30. Un dimanche de folie

La République des enfants -  Chapelle Infulene

La République des enfants - Chapelle

Nous sommes dimanche, ça roule un peu mieux qu’en semaine.

Comme nous n’avons pas besoin de beaucoup de temps de préparation avant le PAT (prêt à tourner, heure officielle du début du tournage), nous sommes partis une demi heure plus tard.

Nous tournons à l’extérieur, à quelques pas de la route EN1, devant la chapelle de l’hôpital. Ce dimanche tout le quartier est donc là à chanter les louanges du Seigneur. Il avait été dit à la régie que cela devait se terminer vers huit heures, ils sont matinaux ici les offices, de fait cela finira vers dix heures.

Après la mise à sac de la pharmacie, Mon de Ferro est sur la terrasse d’un bâtiment d’où il s’amuse à jeter les boîtes de médicaments qu’il a pillées dans les armoires de celle-ci. Arrivent alors au pied de celui-ci Chico et Nuta. Cette dernière s’inquiète pour Toni et est dépitée d’assister au gâchis de tous ces médicaments si utiles à la République des Enfants.

Camera en bas, plan en contre-plongée vers Mon de Ferro avec Chico et Nuta en amorce, caméra en haut plan en plongée sur Chico et Nuta. Entre temps plans serrés sur les quelques répliques de Chico et Nuta. Puis enfin un plan large vu du haut des enfants accourus entre temps pour ramasser et sauver le maximum des précieux médicaments.

Bien-sûr, même le dimanche, la circulation sur l’EN1 est quasiment ininterrompue, et les quelques poids-lourds qui passent sont rédhibitoires pour le son. Nous équipons tout le monde d’un micro-HF mais même ainsi, le fond sonore est trop chargé pour être gardé. Une fois de plus, il n’y avait surement pas d’autres endroits à Maputo pour filmer cette séquence d’extérieur dans un lieu qui eût permis de faire du son direct acceptable.

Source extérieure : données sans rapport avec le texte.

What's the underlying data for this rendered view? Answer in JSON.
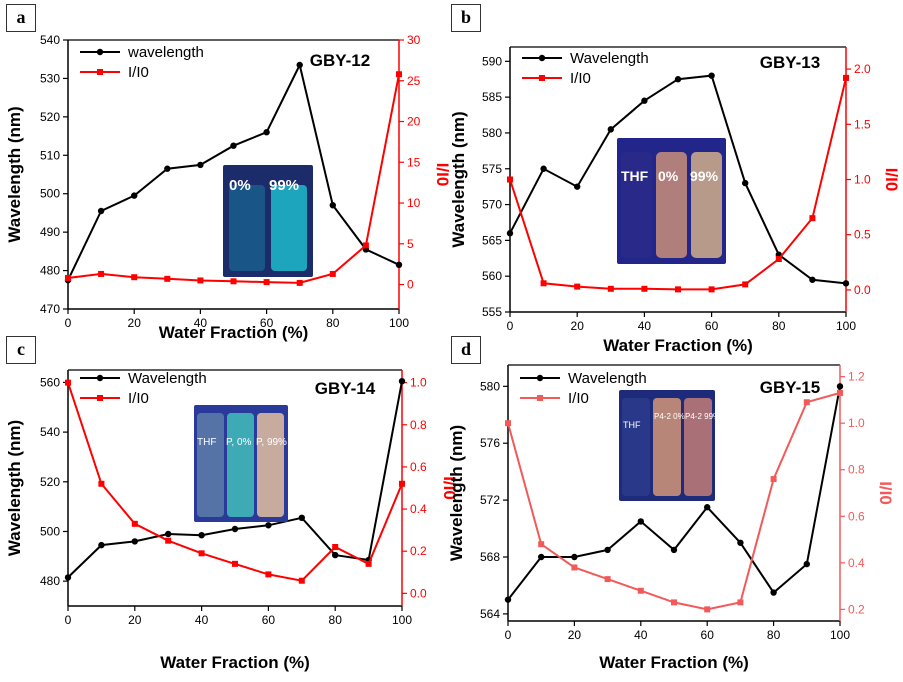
{
  "panels": [
    {
      "badge": "a",
      "inset_labels": [
        "0%",
        "99%"
      ],
      "inset_colors": [
        "#1a5a8a",
        "#1fb3c8"
      ]
    },
    {
      "badge": "b",
      "inset_labels": [
        "THF",
        "0%",
        "99%"
      ],
      "inset_colors": [
        "#2a2a8a",
        "#c08a7a",
        "#c8a78a"
      ]
    },
    {
      "badge": "c",
      "inset_labels": [
        "THF",
        "P, 0%",
        "P, 99%"
      ],
      "inset_colors": [
        "#5a7aa8",
        "#3fb7b8",
        "#d8b8a0"
      ]
    },
    {
      "badge": "d",
      "inset_labels": [
        "THF",
        "P4-2 0%",
        "P4-2 99%"
      ],
      "inset_colors": [
        "#2a3a8a",
        "#c89078",
        "#b87878"
      ]
    }
  ],
  "chart_data": [
    {
      "type": "line",
      "title": "GBY-12",
      "xlabel": "Water Fraction (%)",
      "ylabel": "Wavelength (nm)",
      "y2label": "I/I0",
      "x": [
        0,
        10,
        20,
        30,
        40,
        50,
        60,
        70,
        80,
        90,
        100
      ],
      "xlim": [
        0,
        100
      ],
      "ylim": [
        470,
        540
      ],
      "y2lim": [
        -3,
        30
      ],
      "xticks": [
        "0",
        "20",
        "40",
        "60",
        "80",
        "100"
      ],
      "yticks": [
        "470",
        "480",
        "490",
        "500",
        "510",
        "520",
        "530",
        "540"
      ],
      "y2ticks": [
        "0",
        "5",
        "10",
        "15",
        "20",
        "25",
        "30"
      ],
      "legend_position": "top-left",
      "series": [
        {
          "name": "wavelength",
          "axis": "left",
          "color": "#000000",
          "values": [
            477.5,
            495.5,
            499.5,
            506.5,
            507.5,
            512.5,
            516,
            533.5,
            497,
            485.5,
            481.5
          ]
        },
        {
          "name": "I/I0",
          "axis": "right",
          "color": "#ff0000",
          "values": [
            0.8,
            1.3,
            0.9,
            0.7,
            0.5,
            0.4,
            0.3,
            0.2,
            1.3,
            4.8,
            25.8
          ]
        }
      ]
    },
    {
      "type": "line",
      "title": "GBY-13",
      "xlabel": "Water Fraction (%)",
      "ylabel": "Wavelength (nm)",
      "y2label": "I/I0",
      "x": [
        0,
        10,
        20,
        30,
        40,
        50,
        60,
        70,
        80,
        90,
        100
      ],
      "xlim": [
        0,
        100
      ],
      "ylim": [
        555,
        592
      ],
      "y2lim": [
        -0.2,
        2.2
      ],
      "xticks": [
        "0",
        "20",
        "40",
        "60",
        "80",
        "100"
      ],
      "yticks": [
        "555",
        "560",
        "565",
        "570",
        "575",
        "580",
        "585",
        "590"
      ],
      "y2ticks": [
        "0.0",
        "0.5",
        "1.0",
        "1.5",
        "2.0"
      ],
      "legend_position": "top-left",
      "series": [
        {
          "name": "Wavelength",
          "axis": "left",
          "color": "#000000",
          "values": [
            566,
            575,
            572.5,
            580.5,
            584.5,
            587.5,
            588,
            573,
            563,
            559.5,
            559
          ]
        },
        {
          "name": "I/I0",
          "axis": "right",
          "color": "#ff0000",
          "values": [
            1.0,
            0.06,
            0.03,
            0.01,
            0.01,
            0.005,
            0.005,
            0.05,
            0.28,
            0.65,
            1.92
          ]
        }
      ]
    },
    {
      "type": "line",
      "title": "GBY-14",
      "xlabel": "Water Fraction (%)",
      "ylabel": "Wavelength (nm)",
      "y2label": "I/I0",
      "x": [
        0,
        10,
        20,
        30,
        40,
        50,
        60,
        70,
        80,
        90,
        100
      ],
      "xlim": [
        0,
        100
      ],
      "ylim": [
        470,
        565
      ],
      "y2lim": [
        -0.06,
        1.06
      ],
      "xticks": [
        "0",
        "20",
        "40",
        "60",
        "80",
        "100"
      ],
      "yticks": [
        "480",
        "500",
        "520",
        "540",
        "560"
      ],
      "y2ticks": [
        "0.0",
        "0.2",
        "0.4",
        "0.6",
        "0.8",
        "1.0"
      ],
      "legend_position": "top-left",
      "series": [
        {
          "name": "Wavelength",
          "axis": "left",
          "color": "#000000",
          "values": [
            481.5,
            494.5,
            496,
            499,
            498.5,
            501,
            502.5,
            505.5,
            490.5,
            488.5,
            560.5
          ]
        },
        {
          "name": "I/I0",
          "axis": "right",
          "color": "#ff0000",
          "values": [
            1.0,
            0.52,
            0.33,
            0.25,
            0.19,
            0.14,
            0.09,
            0.06,
            0.22,
            0.14,
            0.52
          ]
        }
      ]
    },
    {
      "type": "line",
      "title": "GBY-15",
      "xlabel": "Water Fraction (%)",
      "ylabel": "Wavelength (nm)",
      "y2label": "I/I0",
      "x": [
        0,
        10,
        20,
        30,
        40,
        50,
        60,
        70,
        80,
        90,
        100
      ],
      "xlim": [
        0,
        100
      ],
      "ylim": [
        563.5,
        581.5
      ],
      "y2lim": [
        0.15,
        1.25
      ],
      "xticks": [
        "0",
        "20",
        "40",
        "60",
        "80",
        "100"
      ],
      "yticks": [
        "564",
        "568",
        "572",
        "576",
        "580"
      ],
      "y2ticks": [
        "0.2",
        "0.4",
        "0.6",
        "0.8",
        "1.0",
        "1.2"
      ],
      "legend_position": "top-left",
      "series": [
        {
          "name": "Wavelength",
          "axis": "left",
          "color": "#000000",
          "values": [
            565,
            568,
            568,
            568.5,
            570.5,
            568.5,
            571.5,
            569,
            565.5,
            567.5,
            580
          ]
        },
        {
          "name": "I/I0",
          "axis": "right",
          "color": "#f25a5a",
          "values": [
            1.0,
            0.48,
            0.38,
            0.33,
            0.28,
            0.23,
            0.2,
            0.23,
            0.76,
            1.09,
            1.13
          ]
        }
      ]
    }
  ]
}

A la reprise, il reste encore un rapide dernier plan de Mon de Ferro dévalant un escalier qui mène au toit, puis la mise en scène part à la recherche d’un endroit où pouvoir tourner un raccord de la séquence de la première journée de tournage demandé par la monteuse Dominique. Pour rappel, Chico et Gosse distribuent des tracts dans la rue lorsqu’ils voient passer la charrette des cinq enfants soldats. Dominique a demandé un gros plan du texte des deux sur fond d’arbre.

Nous avions indiqué à Angela un endroit possible pour que le fond sonore de circulation ne soit pas trop audible, derrière les bâtiments de l’hôpital. Pourquoi nous demander notre avis puisque nous finirons par tourner ce plan avec dialogue en visibilité directe de la route. HF raccords sur Maurice et la petite Georgina pour servir de son témoin, ils se débrouilleront pour la post-synchro. Cela devient systématique, difficile discussion entre João et Ana sur les positions et les regards, décidément l’image fait son film toute seule, aurait-elle suffisamment d’expérience pour se passer des conseils toujours avisés d’une excellente scripte ?

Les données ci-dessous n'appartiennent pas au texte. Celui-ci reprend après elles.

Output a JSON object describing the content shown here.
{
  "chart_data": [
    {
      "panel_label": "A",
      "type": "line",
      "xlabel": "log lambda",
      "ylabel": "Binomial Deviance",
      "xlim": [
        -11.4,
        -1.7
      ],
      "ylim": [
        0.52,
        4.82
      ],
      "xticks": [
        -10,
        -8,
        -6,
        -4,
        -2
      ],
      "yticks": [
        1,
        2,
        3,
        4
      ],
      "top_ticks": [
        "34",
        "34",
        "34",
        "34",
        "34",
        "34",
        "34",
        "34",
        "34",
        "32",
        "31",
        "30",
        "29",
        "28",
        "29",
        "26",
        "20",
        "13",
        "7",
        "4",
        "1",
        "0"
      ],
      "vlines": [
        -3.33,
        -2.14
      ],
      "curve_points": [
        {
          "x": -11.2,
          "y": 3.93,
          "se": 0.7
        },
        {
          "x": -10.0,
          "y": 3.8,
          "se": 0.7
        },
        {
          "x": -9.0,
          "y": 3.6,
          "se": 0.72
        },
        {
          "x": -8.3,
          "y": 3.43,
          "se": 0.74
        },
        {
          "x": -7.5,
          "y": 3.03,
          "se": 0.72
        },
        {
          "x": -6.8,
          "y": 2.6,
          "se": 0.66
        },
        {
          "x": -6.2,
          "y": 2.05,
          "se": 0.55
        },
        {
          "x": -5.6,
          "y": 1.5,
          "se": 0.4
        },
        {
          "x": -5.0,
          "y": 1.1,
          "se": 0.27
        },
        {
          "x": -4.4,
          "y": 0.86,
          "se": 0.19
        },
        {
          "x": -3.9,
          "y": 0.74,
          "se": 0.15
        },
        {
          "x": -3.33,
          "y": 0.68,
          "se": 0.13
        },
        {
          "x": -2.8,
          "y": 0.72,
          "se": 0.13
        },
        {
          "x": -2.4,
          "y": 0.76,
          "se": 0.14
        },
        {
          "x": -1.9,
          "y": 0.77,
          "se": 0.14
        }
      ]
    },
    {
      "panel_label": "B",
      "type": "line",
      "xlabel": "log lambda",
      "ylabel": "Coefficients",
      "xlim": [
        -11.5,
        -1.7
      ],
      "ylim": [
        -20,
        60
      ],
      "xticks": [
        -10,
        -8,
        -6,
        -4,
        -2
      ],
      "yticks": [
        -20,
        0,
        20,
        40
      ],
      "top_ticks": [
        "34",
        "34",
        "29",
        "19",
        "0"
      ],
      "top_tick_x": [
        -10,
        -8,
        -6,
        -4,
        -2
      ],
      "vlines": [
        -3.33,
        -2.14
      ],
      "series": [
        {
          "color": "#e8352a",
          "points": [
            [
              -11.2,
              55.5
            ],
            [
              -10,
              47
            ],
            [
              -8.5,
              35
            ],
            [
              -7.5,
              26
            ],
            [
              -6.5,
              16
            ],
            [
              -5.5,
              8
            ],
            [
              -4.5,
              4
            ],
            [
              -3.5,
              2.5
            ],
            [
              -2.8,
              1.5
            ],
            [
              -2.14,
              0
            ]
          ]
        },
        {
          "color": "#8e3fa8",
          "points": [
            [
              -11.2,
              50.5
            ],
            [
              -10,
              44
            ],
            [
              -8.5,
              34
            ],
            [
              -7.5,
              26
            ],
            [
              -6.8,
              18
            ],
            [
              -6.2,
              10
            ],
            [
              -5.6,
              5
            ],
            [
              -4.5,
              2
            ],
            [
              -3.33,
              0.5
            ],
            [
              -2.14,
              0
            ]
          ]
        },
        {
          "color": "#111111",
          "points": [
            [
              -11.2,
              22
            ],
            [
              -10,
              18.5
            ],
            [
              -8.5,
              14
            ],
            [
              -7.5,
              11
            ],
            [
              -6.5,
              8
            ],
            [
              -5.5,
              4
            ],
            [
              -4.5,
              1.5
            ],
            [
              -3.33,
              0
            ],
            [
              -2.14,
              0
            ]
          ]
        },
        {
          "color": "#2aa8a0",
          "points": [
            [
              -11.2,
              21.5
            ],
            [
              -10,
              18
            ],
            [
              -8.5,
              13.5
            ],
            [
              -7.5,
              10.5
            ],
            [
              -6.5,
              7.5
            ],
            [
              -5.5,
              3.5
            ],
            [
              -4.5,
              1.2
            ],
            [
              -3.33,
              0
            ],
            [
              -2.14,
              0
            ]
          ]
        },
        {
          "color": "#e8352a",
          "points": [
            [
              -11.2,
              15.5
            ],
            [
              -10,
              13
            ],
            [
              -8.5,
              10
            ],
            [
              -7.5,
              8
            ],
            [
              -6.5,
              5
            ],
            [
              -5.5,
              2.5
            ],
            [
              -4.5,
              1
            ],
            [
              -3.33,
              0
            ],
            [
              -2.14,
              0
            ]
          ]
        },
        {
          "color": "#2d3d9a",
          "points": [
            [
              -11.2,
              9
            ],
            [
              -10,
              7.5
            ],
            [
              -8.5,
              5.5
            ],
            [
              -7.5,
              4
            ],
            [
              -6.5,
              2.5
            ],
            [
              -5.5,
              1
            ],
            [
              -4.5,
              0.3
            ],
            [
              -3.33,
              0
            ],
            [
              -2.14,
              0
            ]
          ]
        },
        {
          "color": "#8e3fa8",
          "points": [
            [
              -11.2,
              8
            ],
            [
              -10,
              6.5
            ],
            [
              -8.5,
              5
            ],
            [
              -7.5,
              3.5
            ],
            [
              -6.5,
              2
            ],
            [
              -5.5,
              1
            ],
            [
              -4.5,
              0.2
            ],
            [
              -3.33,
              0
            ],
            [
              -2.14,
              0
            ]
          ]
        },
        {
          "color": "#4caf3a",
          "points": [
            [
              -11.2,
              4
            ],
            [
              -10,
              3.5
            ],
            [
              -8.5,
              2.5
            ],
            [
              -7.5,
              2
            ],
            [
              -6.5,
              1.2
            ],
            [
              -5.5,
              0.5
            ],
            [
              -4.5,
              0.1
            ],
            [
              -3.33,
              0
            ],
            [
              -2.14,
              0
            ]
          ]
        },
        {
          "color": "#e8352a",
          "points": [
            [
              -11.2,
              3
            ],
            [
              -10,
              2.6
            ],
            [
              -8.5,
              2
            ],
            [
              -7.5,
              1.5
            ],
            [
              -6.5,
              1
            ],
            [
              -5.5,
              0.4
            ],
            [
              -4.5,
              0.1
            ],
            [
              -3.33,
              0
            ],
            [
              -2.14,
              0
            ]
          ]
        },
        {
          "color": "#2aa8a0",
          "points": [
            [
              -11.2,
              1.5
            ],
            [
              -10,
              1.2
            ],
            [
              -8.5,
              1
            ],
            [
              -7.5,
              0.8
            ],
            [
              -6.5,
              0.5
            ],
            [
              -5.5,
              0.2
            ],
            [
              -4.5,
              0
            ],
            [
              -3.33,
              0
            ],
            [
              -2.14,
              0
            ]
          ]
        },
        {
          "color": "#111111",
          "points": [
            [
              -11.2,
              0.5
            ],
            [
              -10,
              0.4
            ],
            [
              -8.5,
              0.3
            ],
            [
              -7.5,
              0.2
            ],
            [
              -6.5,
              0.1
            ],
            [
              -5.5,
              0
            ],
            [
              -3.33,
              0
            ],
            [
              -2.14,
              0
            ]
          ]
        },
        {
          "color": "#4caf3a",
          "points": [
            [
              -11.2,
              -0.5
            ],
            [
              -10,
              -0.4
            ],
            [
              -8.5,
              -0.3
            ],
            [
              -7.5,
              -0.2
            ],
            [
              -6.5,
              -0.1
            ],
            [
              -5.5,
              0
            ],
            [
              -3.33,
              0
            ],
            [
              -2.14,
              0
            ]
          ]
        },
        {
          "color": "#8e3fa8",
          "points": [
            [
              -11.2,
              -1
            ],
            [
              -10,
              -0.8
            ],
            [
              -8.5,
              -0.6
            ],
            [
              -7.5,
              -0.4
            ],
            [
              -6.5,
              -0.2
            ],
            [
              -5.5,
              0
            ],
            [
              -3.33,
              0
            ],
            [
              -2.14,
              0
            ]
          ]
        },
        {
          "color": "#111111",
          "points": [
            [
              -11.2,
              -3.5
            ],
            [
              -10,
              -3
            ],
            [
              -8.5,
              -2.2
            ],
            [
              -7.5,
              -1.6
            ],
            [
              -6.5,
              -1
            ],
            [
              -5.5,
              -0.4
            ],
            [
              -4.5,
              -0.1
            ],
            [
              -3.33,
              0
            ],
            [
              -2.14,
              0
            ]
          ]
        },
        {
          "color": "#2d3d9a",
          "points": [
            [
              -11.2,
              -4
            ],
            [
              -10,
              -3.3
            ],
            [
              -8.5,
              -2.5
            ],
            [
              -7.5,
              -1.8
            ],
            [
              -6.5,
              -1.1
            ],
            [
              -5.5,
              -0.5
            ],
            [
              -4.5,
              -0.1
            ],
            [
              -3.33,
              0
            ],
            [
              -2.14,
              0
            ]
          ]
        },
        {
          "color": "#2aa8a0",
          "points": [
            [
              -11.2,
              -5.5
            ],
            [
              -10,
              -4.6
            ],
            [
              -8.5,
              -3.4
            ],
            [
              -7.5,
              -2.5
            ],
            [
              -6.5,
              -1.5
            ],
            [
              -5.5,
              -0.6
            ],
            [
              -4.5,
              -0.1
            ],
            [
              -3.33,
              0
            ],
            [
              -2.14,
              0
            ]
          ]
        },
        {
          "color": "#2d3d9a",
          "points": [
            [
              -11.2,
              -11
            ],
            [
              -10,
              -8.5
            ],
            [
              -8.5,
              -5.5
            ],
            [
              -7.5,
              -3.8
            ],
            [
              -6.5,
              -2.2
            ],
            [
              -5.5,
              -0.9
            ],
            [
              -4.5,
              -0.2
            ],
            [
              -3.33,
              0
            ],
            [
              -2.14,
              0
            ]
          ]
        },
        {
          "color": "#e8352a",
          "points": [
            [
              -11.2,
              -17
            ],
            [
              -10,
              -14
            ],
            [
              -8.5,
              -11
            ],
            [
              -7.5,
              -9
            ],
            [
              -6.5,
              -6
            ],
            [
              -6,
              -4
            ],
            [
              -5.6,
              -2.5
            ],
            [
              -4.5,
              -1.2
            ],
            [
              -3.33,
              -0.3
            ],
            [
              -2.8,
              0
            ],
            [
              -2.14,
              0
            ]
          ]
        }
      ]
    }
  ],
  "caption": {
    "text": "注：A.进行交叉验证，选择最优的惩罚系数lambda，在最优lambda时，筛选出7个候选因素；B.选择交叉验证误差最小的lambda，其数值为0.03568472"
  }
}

La seconde séquence prévue à la feuille de service est supprimée, dommage, il s’agissait d’un bref intermède de rêverie entre Toni et Mon de Ferro qui donnait un peu d’humanité et de bonté au caractère de ce dernier.

Dans la précipitation de vite se débarrasser de son HF, la jeune Georgina fait tomber dans l’herbe la petite bonnette métallique qui protège du vent la capsule de son micro cravate, j’ai beau passer un bon quart d’heure à quatre pattes, elle sera définitivement perdue.

Voilà que s’achève ainsi une journée entière de son témoin, c’est l’apothéose lamentable d’une semaine de tournage pénible et inintéressante en matière sonore, dans une ambiance de plateau fortement regrettable où le travail d’équipe a fait place à un système clanique, mais heureusement Patrick a tenu promesse, en fin de journée il offre à boire à l’équipe pour honorer le schnappsklappe de la veille. C’est le premier pot général sur le plateau, la production n’ayant pas organisé, comme il est de coutume, de pot de bienvenue ou de début de tournage.

Bonne nouvelle, sur le nouveau plan de travail reçu hier soir,  une journée de tournage à l’hôpital a été supprimée, par contre nous allons retourner par deux fois sur la piste de Chiango, sur la plage et dans la savane.

Donc plus que deux jours. Après la journée de repos.

Ana, Dominique, Pierre et moi passons la soirée dans un restaurant sur Costa do Sol, le Sagres. La salle centrale joliment décorée est très agréable, les tables espacées permettent une conversation discrète. La patronne portugaise cuisine entre autres une excellente bacalhau assado com batatas dont je me régale.